Yes, I have to agree with the fact that genealogists are the most frequent abusers of other peoples’ records including dna results. I have done the same with my Maltese ancestors by using the results of baptism, marriages, funerals from the Adami Collection. I have often thought how these ancestors would have felt with some person (me) poking around their records just because of some minor ancestor shared with them. I also think solving serious crime is more important than any individuals concern about privacy. The unlawful killing of another person is a serious crime.
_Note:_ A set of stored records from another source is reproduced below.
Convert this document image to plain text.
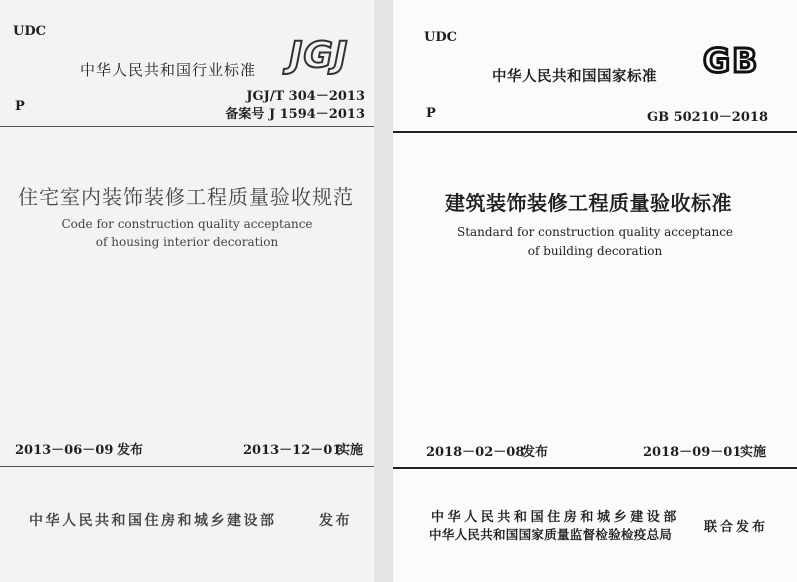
UDC
中华人民共和国行业标准 JGJ
P
JGJ/T 304－2013
备案号 J 1594－2013
住宅室内装饰装修工程质量验收规范
Code for construction quality acceptance
of housing interior decoration
2013－06－09 发布	2013－12－01
实施
中华人民共和国住房和城乡建设部	发布
UDC
中华人民共和国国家标准 GB
P	GB 50210－2018
建筑装饰装修工程质量验收标准
Standard for construction quality acceptance
of building decoration
2018－02－08
发布	2018－09－01
实施
中华人民共和国住房和城乡建设部
中华人民共和国国家质量监督检验检疫总局 联合发布
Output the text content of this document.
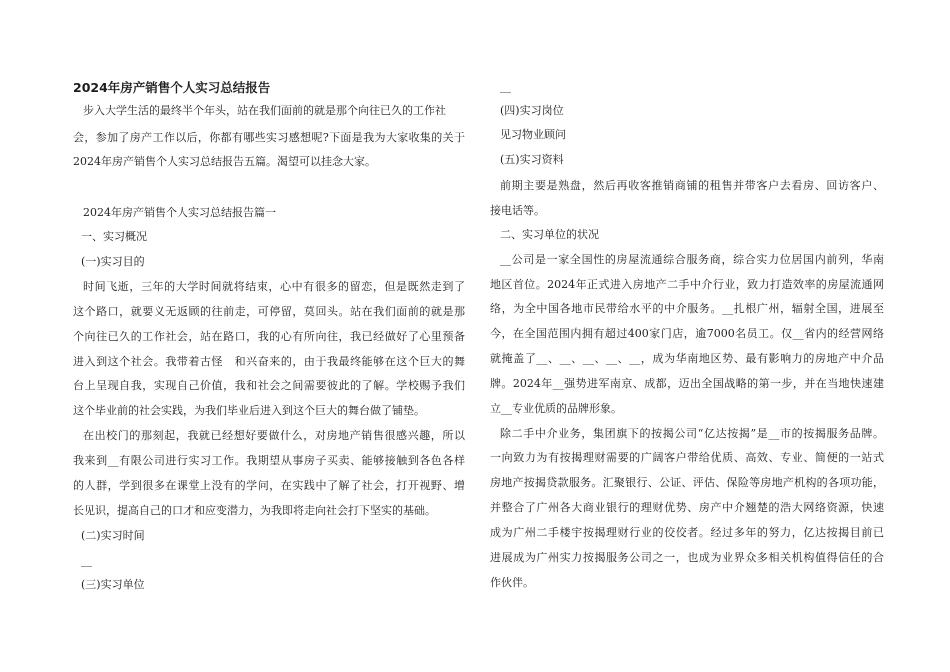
2024年房产销售个人实习总结报告
步入大学生活的最终半个年头，站在我们面前的就是那个向往已久的工作社
会，参加了房产工作以后，你都有哪些实习感想呢?下面是我为大家收集的关于
2024年房产销售个人实习总结报告五篇。渴望可以挂念大家。
2024年房产销售个人实习总结报告篇一
一、实习概况
(一)实习目的
时间飞逝，三年的大学时间就将结束，心中有很多的留恋，但是既然走到了
这个路口，就要义无返顾的往前走，可停留，莫回头。站在我们面前的就是那
个向往已久的工作社会，站在路口，我的心有所向往，我已经做好了心里预备
进入到这个社会。我带着古怪　和兴奋来的，由于我最终能够在这个巨大的舞
台上呈现自我，实现自己价值，我和社会之间需要彼此的了解。学校赐予我们
这个毕业前的社会实践，为我们毕业后进入到这个巨大的舞台做了铺垫。
在出校门的那刻起，我就已经想好要做什么，对房地产销售很感兴趣，所以
我来到__有限公司进行实习工作。我期望从事房子买卖、能够接触到各色各样
的人群，学到很多在课堂上没有的学问，在实践中了解了社会，打开视野、增
长见识，提高自己的口才和应变潜力，为我即将走向社会打下坚实的基础。
(二)实习时间
__
(三)实习单位
__
(四)实习岗位
见习物业顾问
(五)实习资料
前期主要是熟盘，然后再收客推销商铺的租售并带客户去看房、回访客户、
接电话等。
二、实习单位的状况
__公司是一家全国性的房屋流通综合服务商，综合实力位居国内前列，华南
地区首位。2024年正式进入房地产二手中介行业，致力打造效率的房屋流通网
络，为全中国各地市民带给水平的中介服务。__扎根广州，辐射全国，进展至
今，在全国范围内拥有超过400家门店，逾7000名员工。仅__省内的经营网络
就掩盖了__、__、__、__、__，成为华南地区势、最有影响力的房地产中介品
牌。2024年__强势进军南京、成都，迈出全国战略的第一步，并在当地快速建
立__专业优质的品牌形象。
除二手中介业务，集团旗下的按揭公司“亿达按揭”是__市的按揭服务品牌。
一向致力为有按揭理财需要的广阔客户带给优质、高效、专业、简便的一站式
房地产按揭贷款服务。汇聚银行、公证、评估、保险等房地产机构的各项功能，
并整合了广州各大商业银行的理财优势、房产中介翘楚的浩大网络资源，快速
成为广州二手楼宇按揭理财行业的佼佼者。经过多年的努力，亿达按揭目前已
进展成为广州实力按揭服务公司之一，也成为业界众多相关机构值得信任的合
作伙伴。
Recently I had my STR results, kit number and surname written about on dna forums. It was some bull about the mythology of some ethnic group’s creation stories, nothing based on science, the dna itself or my specific results. I was momentarily incensed. I left my surname group at FTDNA upsetting the Administrator as I am the closest match to her paternal line. I deleted my Ysearch account. I have reversed these things but I intend to leave FTDNA permanently, have them totally delete my account by the end of 2012. Using surname projects and STR results for silly racist ideas is definitely beyond the pale. I will eventually delete my 23andMe account this year or the next. I think dna testing has had its day in the sun.